Literature and preparations
Specific prerequisites
Enrolled as PhD student.
Recommended prerequisites
Equipment
Literature
Review articles, selected key references and seminar material.
Examination and completion
If the course is discontinued, students may request to be examined during the following two academic years.
Grading scale
Examination
Based on recommendation from KTH’s coordinator for disabilities, the examiner will decide how to adapt an examination for students with documented disability.
The examiner may apply another examination format when re-examining individual students.

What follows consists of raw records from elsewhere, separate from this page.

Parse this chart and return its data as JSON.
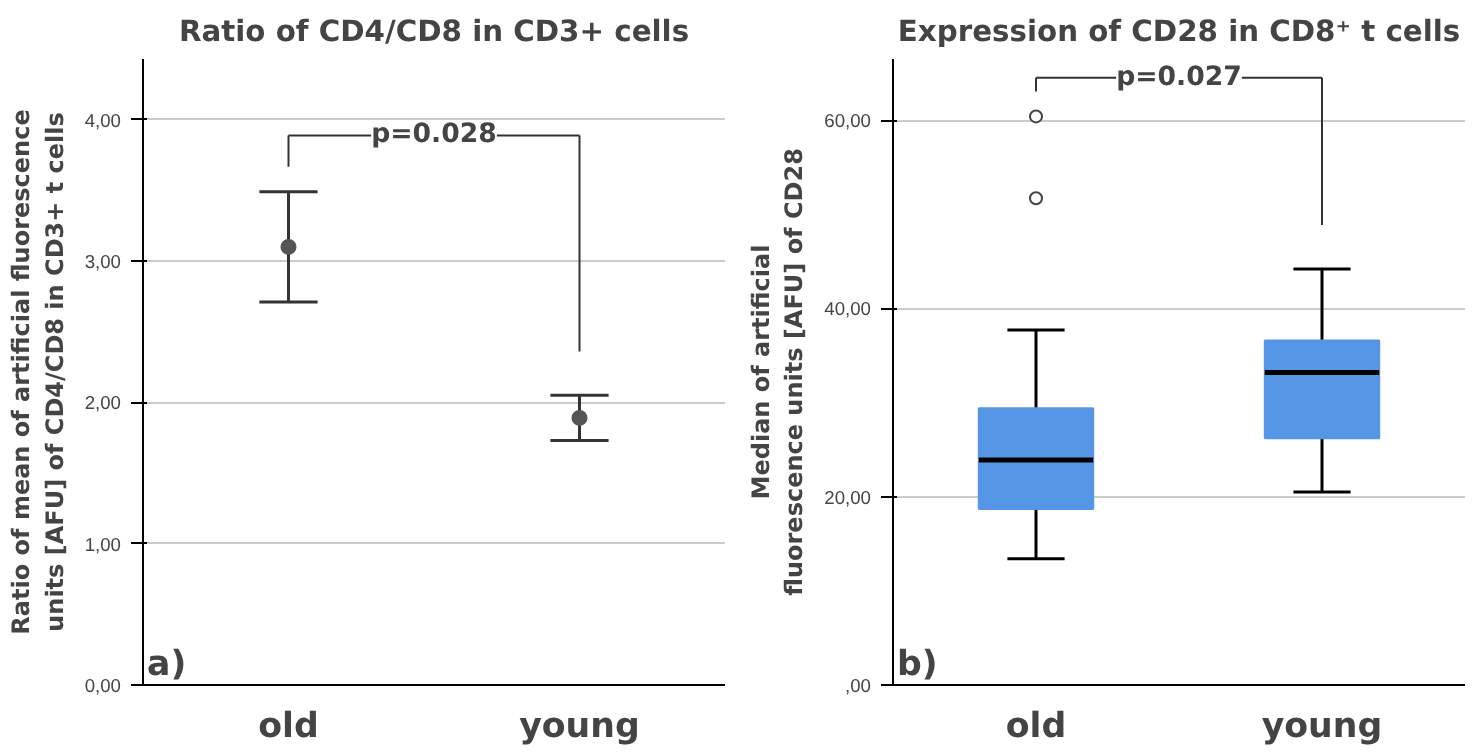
{
  "chart_data": [
    {
      "type": "scatter",
      "title": "Ratio of CD4/CD8 in CD3+ cells",
      "ylabel": "Ratio of mean of artificial fluorescence units [AFU] of CD4/CD8 in CD3+ t cells",
      "categories": [
        "old",
        "young"
      ],
      "series": [
        {
          "color": "#555555",
          "values": [
            3.1,
            1.89
          ],
          "errors": [
            [
              2.71,
              3.49
            ],
            [
              1.73,
              2.05
            ]
          ]
        }
      ],
      "ylim": [
        0,
        4.43
      ],
      "yticks": [
        {
          "value": 0,
          "label": "0,00"
        },
        {
          "value": 1,
          "label": "1,00"
        },
        {
          "value": 2,
          "label": "2,00"
        },
        {
          "value": 3,
          "label": "3,00"
        },
        {
          "value": 4,
          "label": "4,00"
        }
      ],
      "grid": "y",
      "marker": "circle",
      "annotations": [
        "a)",
        "p=0.028"
      ]
    },
    {
      "type": "box",
      "title": "Expression of CD28 in CD8⁺ t cells",
      "ylabel": "Median of artificial fluorescence units [AFU] of CD28",
      "categories": [
        "old",
        "young"
      ],
      "series": [
        {
          "color": "#5596e6",
          "boxes": [
            {
              "low": 13.4,
              "q1": 18.7,
              "median": 23.9,
              "q3": 29.4,
              "high": 37.7,
              "outliers": [
                51.7,
                60.4
              ]
            },
            {
              "low": 20.5,
              "q1": 26.2,
              "median": 33.2,
              "q3": 36.6,
              "high": 44.2
            }
          ]
        }
      ],
      "ylim": [
        0,
        66.5
      ],
      "yticks": [
        {
          "value": 0,
          "label": ",00"
        },
        {
          "value": 20,
          "label": "20,00"
        },
        {
          "value": 40,
          "label": "40,00"
        },
        {
          "value": 60,
          "label": "60,00"
        }
      ],
      "grid": "y",
      "annotations": [
        "b)",
        "p=0.027"
      ]
    }
  ]
}
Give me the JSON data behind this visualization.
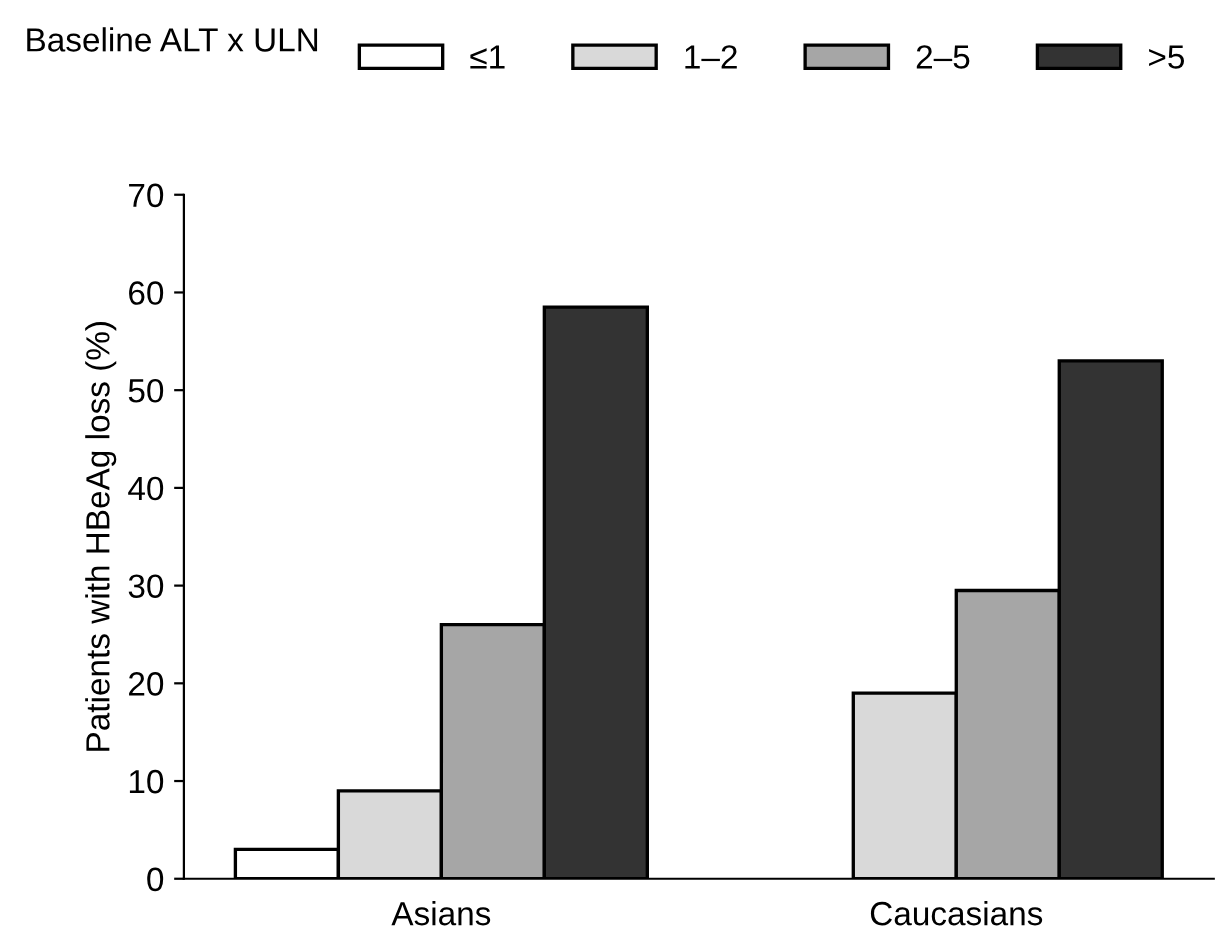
{
  "chart_data": {
    "type": "bar",
    "ylabel": "Patients with HBeAg loss (%)",
    "legend_title": "Baseline ALT x ULN",
    "categories": [
      "Asians",
      "Caucasians"
    ],
    "series": [
      {
        "name": "≤1",
        "color": "#ffffff",
        "values": [
          3,
          null
        ]
      },
      {
        "name": "1–2",
        "color": "#d9d9d9",
        "values": [
          9,
          19
        ]
      },
      {
        "name": "2–5",
        "color": "#a6a6a6",
        "values": [
          26,
          29.5
        ]
      },
      {
        "name": ">5",
        "color": "#333333",
        "values": [
          58.5,
          53
        ]
      }
    ],
    "ylim": [
      0,
      70
    ],
    "yticks": [
      0,
      10,
      20,
      30,
      40,
      50,
      60,
      70
    ],
    "grid": false,
    "legend": "top"
  }
}
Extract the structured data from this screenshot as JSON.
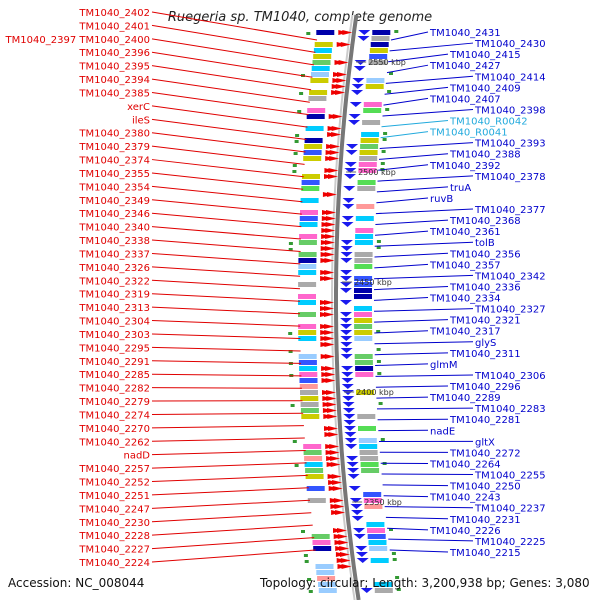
{
  "title": "Ruegeria sp. TM1040, complete genome",
  "footer": {
    "accession": "Accession: NC_008044",
    "summary": "Topology: circular; Length: 3,200,938 bp; Genes: 3,080"
  },
  "colors": {
    "left_labels": "#e00000",
    "right_labels": "#0000cc",
    "rna_labels": "#22aadd",
    "backbone": "#888888"
  },
  "left_labels": [
    "TM1040_2402",
    "TM1040_2401",
    "TM1040_2397 TM1040_2400",
    "TM1040_2396",
    "TM1040_2395",
    "TM1040_2394",
    "TM1040_2385",
    "xerC",
    "ileS",
    "TM1040_2380",
    "TM1040_2379",
    "TM1040_2374",
    "TM1040_2355",
    "TM1040_2354",
    "TM1040_2349",
    "TM1040_2346",
    "TM1040_2340",
    "TM1040_2338",
    "TM1040_2337",
    "TM1040_2326",
    "TM1040_2322",
    "TM1040_2319",
    "TM1040_2313",
    "TM1040_2304",
    "TM1040_2303",
    "TM1040_2295",
    "TM1040_2291",
    "TM1040_2285",
    "TM1040_2282",
    "TM1040_2279",
    "TM1040_2274",
    "TM1040_2270",
    "TM1040_2262",
    "nadD",
    "TM1040_2257",
    "TM1040_2252",
    "TM1040_2251",
    "TM1040_2247",
    "TM1040_2230",
    "TM1040_2228",
    "TM1040_2227",
    "TM1040_2224"
  ],
  "right_labels": [
    "TM1040_2431",
    "TM1040_2430",
    "TM1040_2415",
    "TM1040_2427",
    "TM1040_2414",
    "TM1040_2409",
    "TM1040_2407",
    "TM1040_2398",
    "TM1040_R0042",
    "TM1040_R0041",
    "TM1040_2393",
    "TM1040_2388",
    "TM1040_2392",
    "TM1040_2378",
    "truA",
    "ruvB",
    "TM1040_2377",
    "TM1040_2368",
    "TM1040_2361",
    "tolB",
    "TM1040_2356",
    "TM1040_2357",
    "TM1040_2342",
    "TM1040_2336",
    "TM1040_2334",
    "TM1040_2327",
    "TM1040_2321",
    "TM1040_2317",
    "glyS",
    "TM1040_2311",
    "glmM",
    "TM1040_2306",
    "TM1040_2296",
    "TM1040_2289",
    "TM1040_2283",
    "TM1040_2281",
    "nadE",
    "gltX",
    "TM1040_2272",
    "TM1040_2264",
    "TM1040_2255",
    "TM1040_2250",
    "TM1040_2243",
    "TM1040_2237",
    "TM1040_2231",
    "TM1040_2226",
    "TM1040_2225",
    "TM1040_2215"
  ],
  "ticks": [
    "2550 kbp",
    "2500 kbp",
    "2450 kbp",
    "2400 kbp",
    "2350 kbp"
  ]
}
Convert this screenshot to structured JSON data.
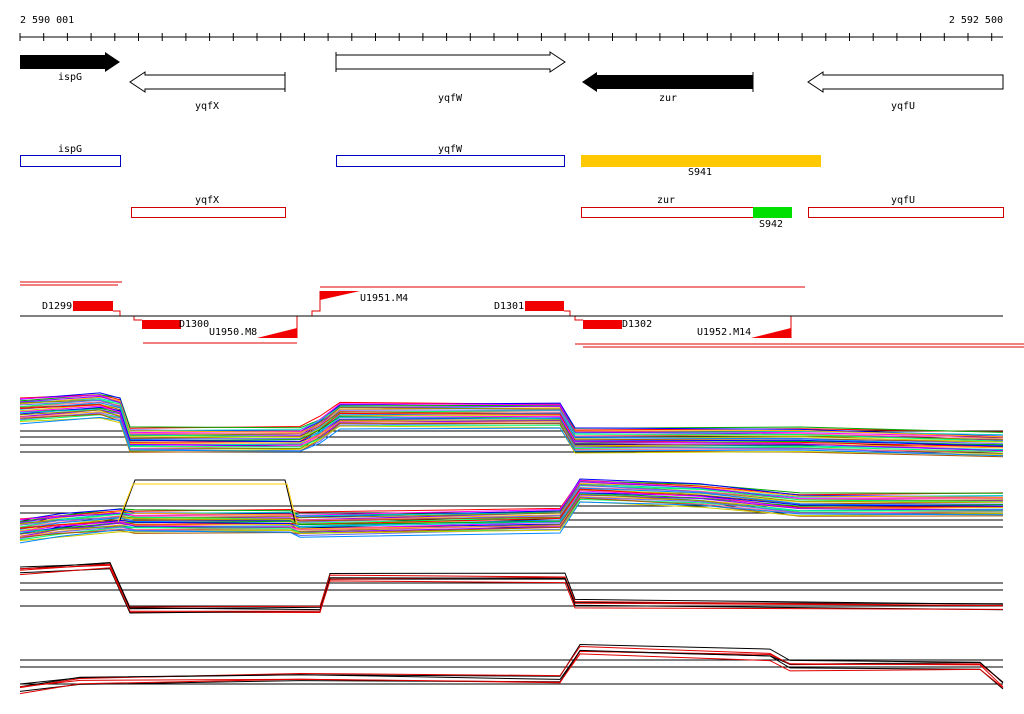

SEM1: Seminars and discussions, 2.5 credits, grades: P/F
LAB1: Laboratory work, 5 credits, grades: P/F
Other requirements for final grade
Seminar: give one seminar during the course
Attend all seminar and discussion sessions
Labs: Design and conduct at least 2 labs and participation in other 3, submission of lab reports
Opportunity to complete the requirements via supplementary examination
Opportunity to raise an approved grade via renewed examination
Examiner
Ethical approach
- All members of a group are responsible for the group's work.
- In any assessment, every student shall honestly disclose any help received and sources used.
- In an oral assessment, every student shall be able to present and answer questions about the entire assignment and solution.